L’écrivain et romancier égyptien Sonallah Ibrahim, figure emblématique de la littérature arabe contemporaine, est décédé ce mercredi à l’âge de 88 ans, après un long combat contre la maladie. Connu pour son engagement politique et son style réaliste mêlant fiction et documents d’archives, il laisse derrière lui une œuvre riche et marquante.
Parmi ses créations les plus notables figure le roman « Zât », publié en 1992 et adapté en 2013 en série télévisée à succès « Bent Esmaha Zât », réalisée par Kamla Abou Zekry et Khairy Beshara, avec Nelly Karim dans le rôle principal. Ce récit suit la vie de “Zât”, femme égyptienne née le jour de la révolution du 23 juillet 1952, et dont l’histoire personnelle devient le miroir des transformations profondes de la société égyptienne.
A travers son mariage, son travail, sa maternité et ses épreuves quotidiennes, “Zât” reflète les bouleversements politiques et économiques vécus par le pays : la période nassérienne, la guerre de 1967, la guerre d’Octobre 1973, l’ouverture économique sous Sadate, l’ère Moubarak et, en filigrane, les germes de la révolution de 2011. Le roman, imprégné d’extraits de presse, documente avec précision les réalités sociales, économiques et médiatiques qui ont façonné la vie des Égyptiens.
Dans ses propos, Sonallah Ibrahim expliquait avoir voulu, à l’origine, dépeindre une femme militante défiant le système. Mais le personnage de “Zât” a évolué pour devenir le symbole de la femme ordinaire, affrontant les contradictions et pressions de son époque.

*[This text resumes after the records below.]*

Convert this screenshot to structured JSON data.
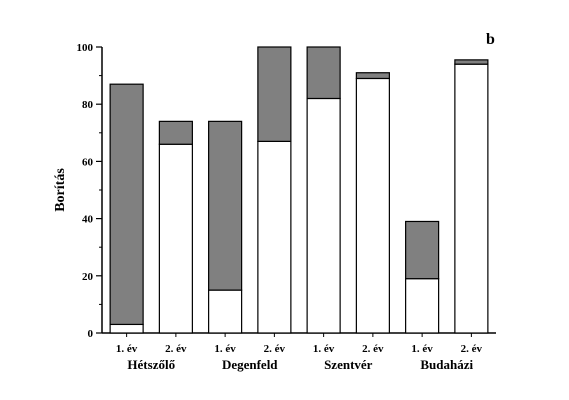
{
  "chart_data": {
    "type": "bar",
    "stacked": true,
    "panel_label": "b",
    "ylabel": "Borítás",
    "ylim": [
      0,
      100
    ],
    "yticks": [
      0,
      20,
      40,
      60,
      80,
      100
    ],
    "categories": [
      "1. év",
      "2. év",
      "1. év",
      "2. év",
      "1. év",
      "2. év",
      "1. év",
      "2. év"
    ],
    "groups": [
      {
        "label": "Hétszőlő",
        "bars": [
          0,
          1
        ]
      },
      {
        "label": "Degenfeld",
        "bars": [
          2,
          3
        ]
      },
      {
        "label": "Szentvér",
        "bars": [
          4,
          5
        ]
      },
      {
        "label": "Budaházi",
        "bars": [
          6,
          7
        ]
      }
    ],
    "series": [
      {
        "values": [
          3,
          66,
          15,
          67,
          82,
          89,
          19,
          94
        ],
        "color": "#ffffff"
      },
      {
        "values": [
          84,
          8,
          59,
          33,
          18,
          2,
          20,
          1.5
        ],
        "color": "#808080"
      }
    ],
    "grid": false,
    "legend": "none"
  }
}
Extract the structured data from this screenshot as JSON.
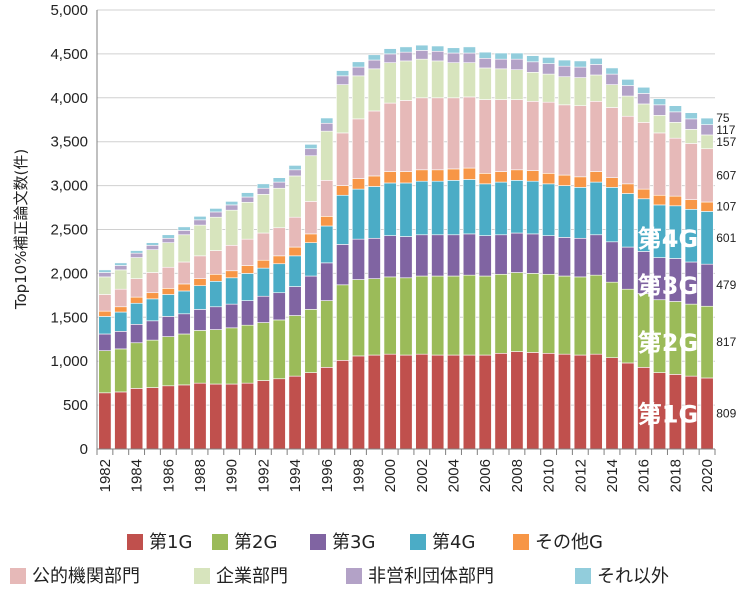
{
  "chart_data": {
    "type": "bar",
    "stacked": true,
    "ylabel": "Top10%補正論文数(件)",
    "ylim": [
      0,
      5000
    ],
    "yticks": [
      0,
      500,
      1000,
      1500,
      2000,
      2500,
      3000,
      3500,
      4000,
      4500,
      5000
    ],
    "ytick_labels": [
      "0",
      "500",
      "1,000",
      "1,500",
      "2,000",
      "2,500",
      "3,000",
      "3,500",
      "4,000",
      "4,500",
      "5,000"
    ],
    "grid": true,
    "legend_position": "bottom",
    "categories": [
      "1982",
      "1983",
      "1984",
      "1985",
      "1986",
      "1987",
      "1988",
      "1989",
      "1990",
      "1991",
      "1992",
      "1993",
      "1994",
      "1995",
      "1996",
      "1997",
      "1998",
      "1999",
      "2000",
      "2001",
      "2002",
      "2003",
      "2004",
      "2005",
      "2006",
      "2007",
      "2008",
      "2009",
      "2010",
      "2011",
      "2012",
      "2013",
      "2014",
      "2015",
      "2016",
      "2017",
      "2018",
      "2019",
      "2020"
    ],
    "x_tick_labels": [
      "1982",
      "",
      "1984",
      "",
      "1986",
      "",
      "1988",
      "",
      "1990",
      "",
      "1992",
      "",
      "1994",
      "",
      "1996",
      "",
      "1998",
      "",
      "2000",
      "",
      "2002",
      "",
      "2004",
      "",
      "2006",
      "",
      "2008",
      "",
      "2010",
      "",
      "2012",
      "",
      "2014",
      "",
      "2016",
      "",
      "2018",
      "",
      "2020"
    ],
    "series": [
      {
        "name": "第1G",
        "color": "#c0504d",
        "values": [
          640,
          650,
          690,
          700,
          720,
          730,
          750,
          740,
          740,
          750,
          780,
          800,
          830,
          870,
          930,
          1010,
          1060,
          1070,
          1080,
          1070,
          1080,
          1070,
          1070,
          1070,
          1070,
          1090,
          1110,
          1100,
          1090,
          1080,
          1070,
          1080,
          1040,
          980,
          930,
          870,
          850,
          830,
          809
        ]
      },
      {
        "name": "第2G",
        "color": "#9bbb59",
        "values": [
          480,
          490,
          520,
          540,
          560,
          580,
          600,
          620,
          640,
          660,
          660,
          670,
          690,
          720,
          760,
          860,
          870,
          870,
          880,
          880,
          890,
          900,
          900,
          910,
          900,
          900,
          900,
          900,
          900,
          890,
          890,
          900,
          860,
          840,
          840,
          830,
          830,
          820,
          817
        ]
      },
      {
        "name": "第3G",
        "color": "#8064a2",
        "values": [
          190,
          200,
          210,
          220,
          230,
          230,
          240,
          260,
          270,
          280,
          300,
          310,
          330,
          380,
          430,
          460,
          460,
          460,
          470,
          470,
          470,
          470,
          470,
          470,
          460,
          450,
          450,
          450,
          440,
          440,
          440,
          460,
          460,
          480,
          480,
          480,
          490,
          480,
          479
        ]
      },
      {
        "name": "第4G",
        "color": "#4bacc6",
        "values": [
          200,
          220,
          240,
          250,
          250,
          260,
          270,
          290,
          300,
          310,
          320,
          330,
          350,
          380,
          420,
          560,
          570,
          590,
          600,
          610,
          610,
          610,
          620,
          620,
          590,
          600,
          600,
          600,
          590,
          590,
          580,
          600,
          620,
          610,
          600,
          600,
          600,
          600,
          601
        ]
      },
      {
        "name": "その他G",
        "color": "#f79646",
        "values": [
          60,
          60,
          70,
          70,
          70,
          80,
          80,
          80,
          80,
          90,
          90,
          90,
          100,
          100,
          110,
          110,
          120,
          120,
          130,
          130,
          130,
          130,
          130,
          130,
          120,
          120,
          120,
          120,
          120,
          120,
          120,
          120,
          110,
          110,
          110,
          110,
          110,
          110,
          107
        ]
      },
      {
        "name": "公的機関部門",
        "color": "#e6b9b8",
        "values": [
          190,
          200,
          210,
          230,
          240,
          250,
          260,
          270,
          290,
          300,
          310,
          320,
          340,
          370,
          410,
          600,
          680,
          740,
          780,
          810,
          820,
          820,
          810,
          810,
          840,
          820,
          800,
          790,
          810,
          800,
          810,
          800,
          800,
          770,
          760,
          710,
          660,
          640,
          607
        ]
      },
      {
        "name": "企業部門",
        "color": "#d7e4bd",
        "values": [
          200,
          220,
          240,
          260,
          280,
          310,
          350,
          380,
          400,
          420,
          440,
          450,
          470,
          520,
          560,
          550,
          490,
          480,
          460,
          450,
          440,
          420,
          400,
          390,
          360,
          350,
          340,
          330,
          320,
          320,
          320,
          300,
          260,
          230,
          210,
          200,
          180,
          160,
          157
        ]
      },
      {
        "name": "非営利団体部門",
        "color": "#b3a2c7",
        "values": [
          50,
          50,
          50,
          50,
          50,
          50,
          60,
          60,
          60,
          60,
          70,
          70,
          70,
          80,
          90,
          100,
          100,
          100,
          100,
          100,
          100,
          110,
          110,
          110,
          110,
          110,
          120,
          120,
          120,
          120,
          120,
          120,
          120,
          120,
          120,
          120,
          120,
          120,
          117
        ]
      },
      {
        "name": "それ以外",
        "color": "#92cddc",
        "values": [
          30,
          30,
          30,
          30,
          40,
          40,
          40,
          40,
          40,
          50,
          50,
          50,
          50,
          50,
          60,
          60,
          60,
          60,
          60,
          60,
          60,
          60,
          60,
          70,
          70,
          70,
          70,
          70,
          70,
          70,
          70,
          70,
          70,
          70,
          70,
          70,
          70,
          70,
          75
        ]
      }
    ],
    "segment_labels": [
      "第1G",
      "第2G",
      "第3G",
      "第4G"
    ],
    "value_labels_2020": [
      "809",
      "817",
      "479",
      "601",
      "107",
      "607",
      "157",
      "117",
      "75"
    ]
  }
}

L’adaptation télévisée a permis à ce récit de toucher un large public, tout en conservant sa force critique. Par son œuvre, Sonallah Ibrahim a su allier exigence littéraire et conscience politique, offrant un témoignage unique sur l’histoire récente de l’Égypte. Sa disparition marque la fin d’une voix singulière, lucide et profondément engagée.